Monday, September 29, 2014


This is basically what you may be facing if you visit an E.R. at a teaching hospital in the upcoming months. Stay healthy!

I'm putting everyone here on notice. In the immediate future, my colleagues and I are taking a few hours' worth of workshops on vital signs, after which they (the ubiquitous superpower THEY, never to be identified) are sending my colleagues and me into the emergency room of a hospital somewhere in the northern half of California. The same thing is probably happening in teaching hospitals all over the nation. If you know what is good for you, I would advise you to stay the hell away from teaching hospitals in general and mine in particular if you're feeling not quite up to par and think you may be in need of medical treatment at an emergency room. 

I'm not quite so much worried about myself.  I've watched enough House, MD episodes that I could basically diagnose anyone. I've been doing it for years (much to my father's chagrin) with remarkable accuracy. ( Rule #1: It's NOT lupus.) It's my less-enlightened colleagues for whom I fear. Most of them could not differentiate a case of full-term labor from the measles. 

We won't be actually responsible for your treatment, although our beady eyes will be on you the entire time you receive said treatment.  We will process your intake. If we really screw up a blood pressure or pulse reading, the odds  are that someone will catch it.  Sometimes things don't happen in the manner that is statistically probable, though. Perhaps you will be the one in ten who will NOT be caught by someone smarter and more capable than we are.

Again, it is not I about whom  you really need to be worried. I've been able to take a blood pressure reading with a sphygmomanometer and stethoscope (I even know how to spell them correctly and have known how since elementary school, unlike more than half of my colleagues) since I was nine years old. I won't kill you off before you even see a real doctor.  I cannot, however, make the same guarantee in regard to many if not most of my peers. 
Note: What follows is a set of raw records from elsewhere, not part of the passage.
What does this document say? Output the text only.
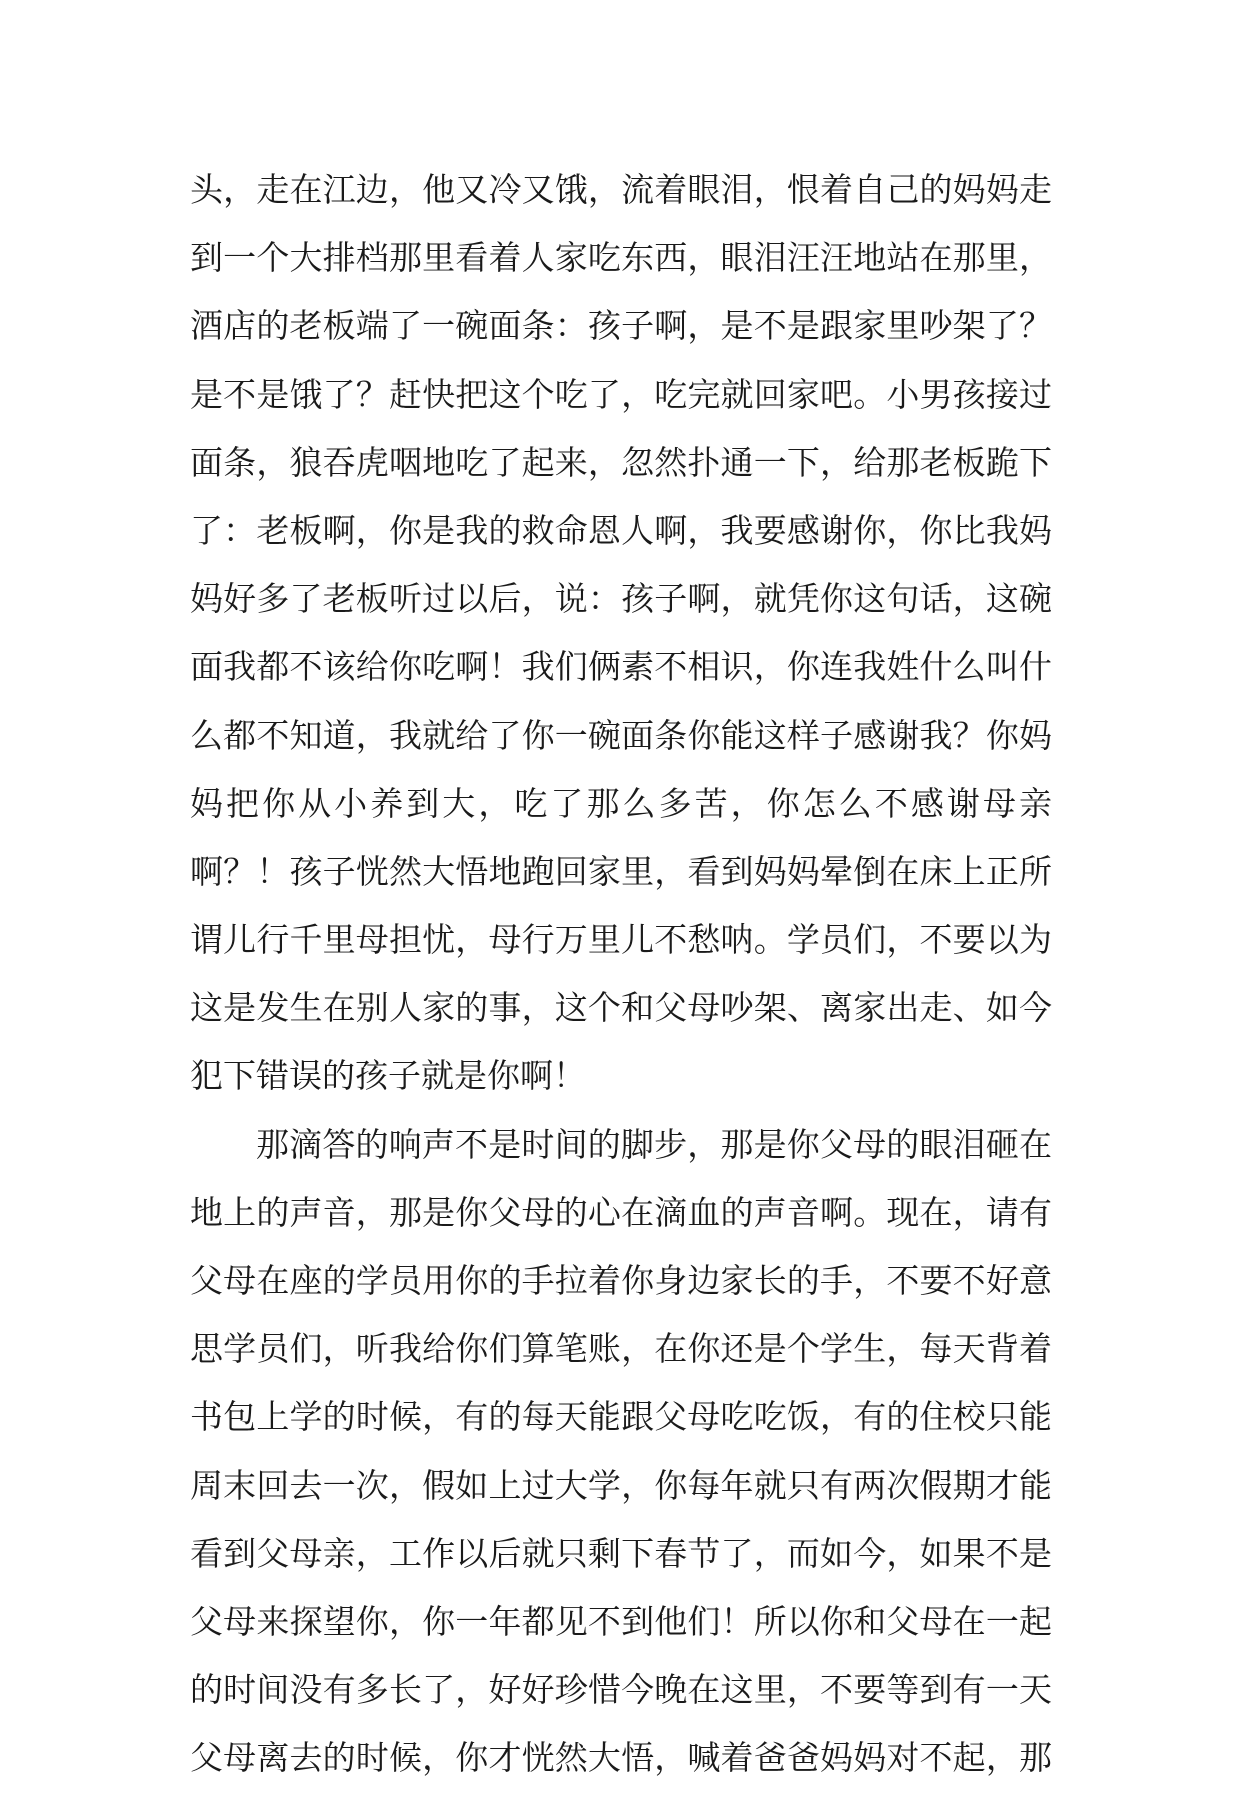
头，走在江边，他又冷又饿，流着眼泪，恨着自己的妈妈走
到一个大排档那里看着人家吃东西，眼泪汪汪地站在那里，
酒店的老板端了一碗面条：孩子啊，是不是跟家里吵架了？
是不是饿了？赶快把这个吃了，吃完就回家吧。小男孩接过
面条，狼吞虎咽地吃了起来，忽然扑通一下，给那老板跪下
了：老板啊，你是我的救命恩人啊，我要感谢你，你比我妈
妈好多了老板听过以后，说：孩子啊，就凭你这句话，这碗
面我都不该给你吃啊！我们俩素不相识，你连我姓什么叫什
么都不知道，我就给了你一碗面条你能这样子感谢我？你妈
妈把你从小养到大，吃了那么多苦，你怎么不感谢母亲
啊？！孩子恍然大悟地跑回家里，看到妈妈晕倒在床上正所
谓儿行千里母担忧，母行万里儿不愁呐。学员们，不要以为
这是发生在别人家的事，这个和父母吵架、离家出走、如今
犯下错误的孩子就是你啊！
那滴答的响声不是时间的脚步，那是你父母的眼泪砸在
地上的声音，那是你父母的心在滴血的声音啊。现在，请有
父母在座的学员用你的手拉着你身边家长的手，不要不好意
思学员们，听我给你们算笔账，在你还是个学生，每天背着
书包上学的时候，有的每天能跟父母吃吃饭，有的住校只能
周末回去一次，假如上过大学，你每年就只有两次假期才能
看到父母亲，工作以后就只剩下春节了，而如今，如果不是
父母来探望你，你一年都见不到他们！所以你和父母在一起
的时间没有多长了，好好珍惜今晚在这里，不要等到有一天
父母离去的时候，你才恍然大悟，喊着爸爸妈妈对不起，那
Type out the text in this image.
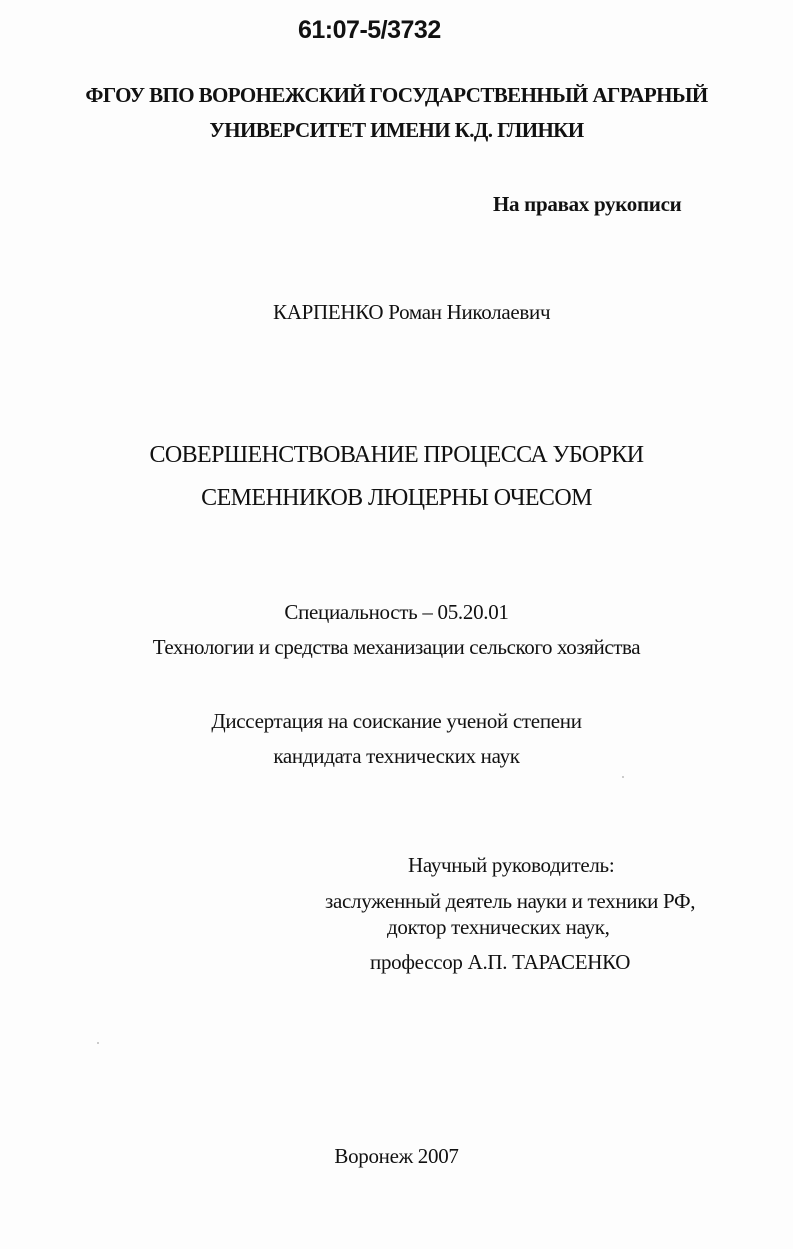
61:07-5/3732
ФГОУ ВПО ВОРОНЕЖСКИЙ ГОСУДАРСТВЕННЫЙ АГРАРНЫЙ
УНИВЕРСИТЕТ ИМЕНИ К.Д. ГЛИНКИ
На правах рукописи
КАРПЕНКО Роман Николаевич
СОВЕРШЕНСТВОВАНИЕ ПРОЦЕССА УБОРКИ
СЕМЕННИКОВ ЛЮЦЕРНЫ ОЧЕСОМ
Специальность – 05.20.01
Технологии и средства механизации сельского хозяйства
Диссертация на соискание ученой степени
кандидата технических наук
Научный руководитель:
заслуженный деятель науки и техники РФ,
доктор технических наук,
профессор А.П. ТАРАСЕНКО
Воронеж 2007
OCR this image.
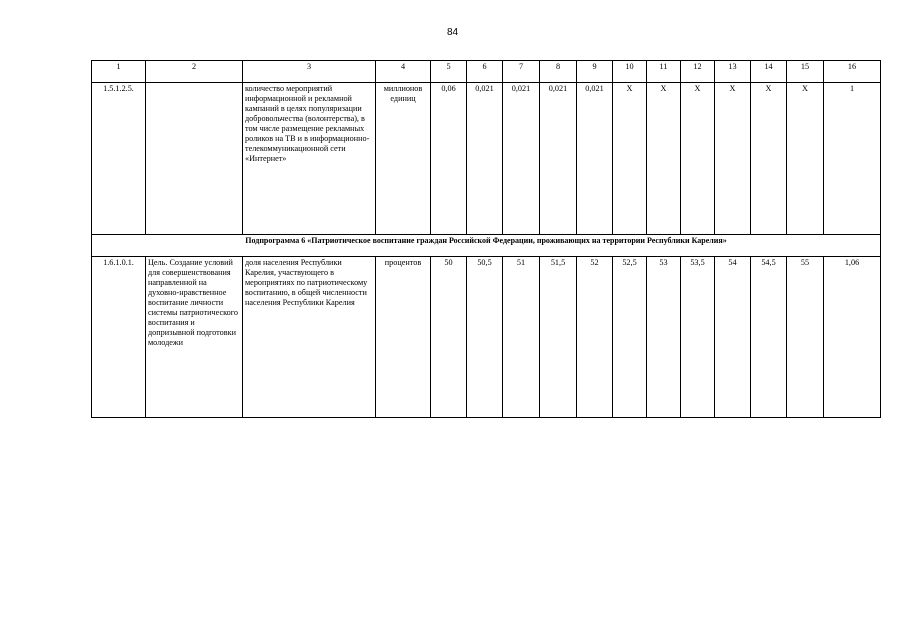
84
1	2	3	4	5	6	7	8	9	10	11	12	13	14	15	16
1.5.1.2.5.		количество мероприятий информационной и рекламной кампаний в целях популяризации добровольчества (волонтерства), в том числе размещение рекламных роликов на ТВ и в информационно-телекоммуникационной сети «Интернет»	миллионов единиц	0,06	0,021	0,021	0,021	0,021	X	X	X	X	X	X	1
Подпрограмма 6 «Патриотическое воспитание граждан Российской Федерации, проживающих на территории Республики Карелия»															
1.6.1.0.1.	Цель. Создание условий для совершенствования направленной на духовно-нравственное воспитание личности системы патриотического воспитания и допризывной подготовки молодежи	доля населения Республики Карелия, участвующего в мероприятиях по патриотическому воспитанию, в общей численности населения Республики Карелия	процентов	50	50,5	51	51,5	52	52,5	53	53,5	54	54,5	55	1,06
Just to be on the safe side, if you fail to heed my admonition and do find yourself in a northern California E.R. in the next month or two, and you find that your intake is being processed by a medical student who looks greener than Ireland in the month of June, ask for Alexis. It may not be my hospital, and even if it is, I may not be on duty, but it's probably still in your best interests to at least ask. Maybe they'll page me.

P.S. In a real pinch, ask for Matthew. I know that you must be reluctant to do so after some of the stories that I've shared about him, but he does at least know how to take an accurate blood pressure and pulse. I know this because I taught him personally.

P.S.S. I'm praying for the continued good health of readers everywhere, but particularly for those of you who wander through the northern half of California. From what I hear of southern California's medical students, they're even stupider as a group than we are, so you might want to be very careful if you're spending any time there.


  1. There's a first time for everything. I am sure you and your colleagues will be fine. And I am sure you will be very well supervised.

    That being said, I stay away from doctors anyway.

  2. That is wise. Unless I'm likely to die or lose a limb if I don't see one, I try to avoid it, which has sometimes meant locking myself in my bedroom.

  3. I was in the ER Tuesday. My now 2 year old central line broke before school while I was using it, which earned me a trip to Philly (3rd time in about 10 days.) I called ahead of time so the ER had everything reserved, and I skipped right over triage. I still had an intern, though under the circumstances he wasn't doing anything, to me anyway.

    I've had 1st year residents unable to properly differentiate between liver and spleen. You guys should get a little bit of slack.

  4. Missed that you have begun your journey as I was on a long journey-Oz to the northern hemisphere. Your apprehensions are to be expected and continue to question yourself. Self knowledge is an important part of attaining competence.

    Good luck for the next and all steps.

  5. Very good. Laughed out loud at Lupus comment - I once wrote something along those lines about House in my UK TV column and was inundated with complaints from the Lupus society, saying I was laughing about them, which I wasn't, of course. But it WAS always coming up on House!!

  6. I live in the northern half of California. But as much as I would like to meet you in real life, I hope it's not in the ER.